Старик подошел к шкафу и указал на тонкие пластинки мелкослойного золотистого дерева:

– Вот это грушевое дерево, плоды которого оказались так горьки для маленького Амати и так сладки для нас… Старики умирают раньше молодых. Отец почти всегда умирает раньше сына. Андреа Амати сделался наследником большого состояния. Но вот тебе пример благородного увлечения: он уже не мог бросить своего ремесла и сделался мастером скрипки. Может быть, правду говорят, что он получил в тюрьме повреждение ума. Он работал в каком-то лихорадочном бреду. Он так спешил, так напрягался из последних сил, что ни днем, ни ночью не знал покоя. Он ничем не занимался, кроме изготовления скрипок, и если жена забывала принести ему обед в мастерскую, он мог, не чувствуя голода, просидеть двое – трое суток, пока не кончит работы. Ему было предсказано, что он получит бессмертие после изготовления четырехсотой скрипки. Он спешил, хотя прекрасно знал, что это бессмертие не будет бессмертием его телесной оболочки. Каждая новая скрипка была лучше предыдущей. Поэтому он знал, о каком бессмертии идет речь. Руки Амати были изрезаны, с двух пальцев сорваны ногти, и эти уродливые руки, в мозолях, порезах и кровоподтеках, обладали такой гибкостью, как твои детские пальцы.

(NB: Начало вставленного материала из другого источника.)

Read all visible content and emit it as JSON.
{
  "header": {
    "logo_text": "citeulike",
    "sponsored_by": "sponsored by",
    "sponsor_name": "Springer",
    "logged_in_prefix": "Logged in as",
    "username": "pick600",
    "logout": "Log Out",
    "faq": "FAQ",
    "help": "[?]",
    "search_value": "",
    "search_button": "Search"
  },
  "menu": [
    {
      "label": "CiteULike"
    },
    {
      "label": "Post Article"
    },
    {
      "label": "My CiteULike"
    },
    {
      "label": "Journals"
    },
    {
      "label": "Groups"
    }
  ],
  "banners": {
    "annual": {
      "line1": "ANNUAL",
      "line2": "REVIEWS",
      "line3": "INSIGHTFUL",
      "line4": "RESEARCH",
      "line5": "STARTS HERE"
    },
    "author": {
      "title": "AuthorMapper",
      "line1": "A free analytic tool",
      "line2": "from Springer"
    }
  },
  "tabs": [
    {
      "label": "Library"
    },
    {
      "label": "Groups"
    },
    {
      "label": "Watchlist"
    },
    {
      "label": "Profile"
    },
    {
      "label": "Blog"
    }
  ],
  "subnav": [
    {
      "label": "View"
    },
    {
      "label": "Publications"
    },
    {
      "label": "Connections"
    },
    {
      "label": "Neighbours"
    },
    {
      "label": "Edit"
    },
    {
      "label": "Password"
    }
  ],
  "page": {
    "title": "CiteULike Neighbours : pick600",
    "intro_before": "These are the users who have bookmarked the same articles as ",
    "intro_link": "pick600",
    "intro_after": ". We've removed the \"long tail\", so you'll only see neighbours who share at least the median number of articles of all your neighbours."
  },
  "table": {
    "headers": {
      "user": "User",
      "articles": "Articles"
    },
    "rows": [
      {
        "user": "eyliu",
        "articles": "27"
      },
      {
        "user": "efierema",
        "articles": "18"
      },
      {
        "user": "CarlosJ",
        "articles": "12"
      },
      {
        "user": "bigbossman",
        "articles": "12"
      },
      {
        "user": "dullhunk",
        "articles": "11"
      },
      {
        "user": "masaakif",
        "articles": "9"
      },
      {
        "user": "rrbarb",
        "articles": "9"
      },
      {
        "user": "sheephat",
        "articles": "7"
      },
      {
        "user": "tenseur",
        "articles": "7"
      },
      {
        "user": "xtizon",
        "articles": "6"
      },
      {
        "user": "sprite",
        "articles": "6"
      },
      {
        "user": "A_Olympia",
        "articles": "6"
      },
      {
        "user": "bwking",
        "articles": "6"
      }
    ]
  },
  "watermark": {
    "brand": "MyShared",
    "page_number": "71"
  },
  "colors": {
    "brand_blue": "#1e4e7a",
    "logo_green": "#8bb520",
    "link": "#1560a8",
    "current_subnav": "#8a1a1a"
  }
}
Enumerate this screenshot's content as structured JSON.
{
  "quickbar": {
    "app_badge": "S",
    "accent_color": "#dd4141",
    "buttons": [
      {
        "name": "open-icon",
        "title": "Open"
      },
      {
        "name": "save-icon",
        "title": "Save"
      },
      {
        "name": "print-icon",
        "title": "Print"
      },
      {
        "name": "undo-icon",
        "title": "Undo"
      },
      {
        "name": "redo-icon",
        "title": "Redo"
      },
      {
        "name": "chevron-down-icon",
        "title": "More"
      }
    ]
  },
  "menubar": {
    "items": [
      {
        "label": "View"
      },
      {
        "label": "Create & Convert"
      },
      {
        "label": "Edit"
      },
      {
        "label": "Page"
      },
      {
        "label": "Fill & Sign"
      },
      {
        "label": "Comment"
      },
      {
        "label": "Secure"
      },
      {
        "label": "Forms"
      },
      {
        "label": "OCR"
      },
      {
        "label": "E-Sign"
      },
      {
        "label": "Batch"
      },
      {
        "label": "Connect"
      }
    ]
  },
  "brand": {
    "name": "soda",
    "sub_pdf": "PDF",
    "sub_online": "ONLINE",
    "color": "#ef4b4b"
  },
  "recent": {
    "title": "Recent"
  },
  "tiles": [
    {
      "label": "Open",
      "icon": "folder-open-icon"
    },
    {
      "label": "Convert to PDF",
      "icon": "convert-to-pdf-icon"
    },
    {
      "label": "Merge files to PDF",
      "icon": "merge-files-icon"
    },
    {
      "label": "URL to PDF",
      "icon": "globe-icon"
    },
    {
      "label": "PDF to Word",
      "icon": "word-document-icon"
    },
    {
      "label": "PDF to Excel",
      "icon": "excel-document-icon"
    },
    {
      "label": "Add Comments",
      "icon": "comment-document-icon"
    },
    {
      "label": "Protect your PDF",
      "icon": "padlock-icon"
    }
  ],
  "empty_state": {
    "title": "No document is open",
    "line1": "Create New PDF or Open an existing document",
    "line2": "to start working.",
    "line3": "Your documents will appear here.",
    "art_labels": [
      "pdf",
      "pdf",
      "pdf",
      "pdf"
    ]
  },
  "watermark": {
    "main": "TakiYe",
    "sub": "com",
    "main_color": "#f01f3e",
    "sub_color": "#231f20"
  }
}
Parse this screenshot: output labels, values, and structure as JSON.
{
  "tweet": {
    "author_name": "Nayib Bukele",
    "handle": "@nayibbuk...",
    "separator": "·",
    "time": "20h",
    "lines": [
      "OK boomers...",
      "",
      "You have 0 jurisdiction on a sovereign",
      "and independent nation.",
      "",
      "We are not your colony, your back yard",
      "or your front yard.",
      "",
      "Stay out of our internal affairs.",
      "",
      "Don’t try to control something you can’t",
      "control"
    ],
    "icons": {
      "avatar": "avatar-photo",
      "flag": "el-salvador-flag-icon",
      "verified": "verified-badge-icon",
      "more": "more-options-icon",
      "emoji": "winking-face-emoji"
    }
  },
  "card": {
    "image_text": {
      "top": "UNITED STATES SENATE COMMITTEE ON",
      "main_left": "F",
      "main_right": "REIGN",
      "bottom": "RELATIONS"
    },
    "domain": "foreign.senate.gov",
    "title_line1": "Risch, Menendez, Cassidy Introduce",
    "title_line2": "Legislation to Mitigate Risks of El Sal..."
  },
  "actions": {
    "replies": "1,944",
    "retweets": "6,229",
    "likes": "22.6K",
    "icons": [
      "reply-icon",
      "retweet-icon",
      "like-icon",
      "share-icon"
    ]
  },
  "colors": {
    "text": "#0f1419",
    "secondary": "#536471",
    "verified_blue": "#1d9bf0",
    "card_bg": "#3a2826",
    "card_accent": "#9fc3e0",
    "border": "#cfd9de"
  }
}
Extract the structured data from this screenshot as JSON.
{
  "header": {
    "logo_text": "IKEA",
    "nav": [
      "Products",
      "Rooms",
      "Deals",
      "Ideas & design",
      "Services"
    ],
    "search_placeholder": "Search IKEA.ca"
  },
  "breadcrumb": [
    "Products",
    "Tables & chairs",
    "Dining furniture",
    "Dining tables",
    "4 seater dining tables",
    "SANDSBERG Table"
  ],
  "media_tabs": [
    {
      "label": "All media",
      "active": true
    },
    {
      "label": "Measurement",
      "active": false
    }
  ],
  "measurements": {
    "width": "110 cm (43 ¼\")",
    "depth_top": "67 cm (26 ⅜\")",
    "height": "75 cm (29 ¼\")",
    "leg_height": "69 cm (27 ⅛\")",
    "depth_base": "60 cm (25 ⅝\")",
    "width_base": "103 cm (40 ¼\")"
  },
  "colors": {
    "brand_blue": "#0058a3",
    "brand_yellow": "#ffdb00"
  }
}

Старый Козио взял руку Паганини и, высоко подняв ее, поднес к своим слабым глазам.

– У тебя каждый палец похож на утиный нос. Уродство, да и сам ты некрасив. А такие пальцы лучше всего для игры.

Вскоре маленький Паганини научился различать породы скрипок. Он смотрел на высокие своды, на вырезанные эфы, изящные, стройные, наклоненные друг к другу, словно ангелы на картинах фьезоланского монаха.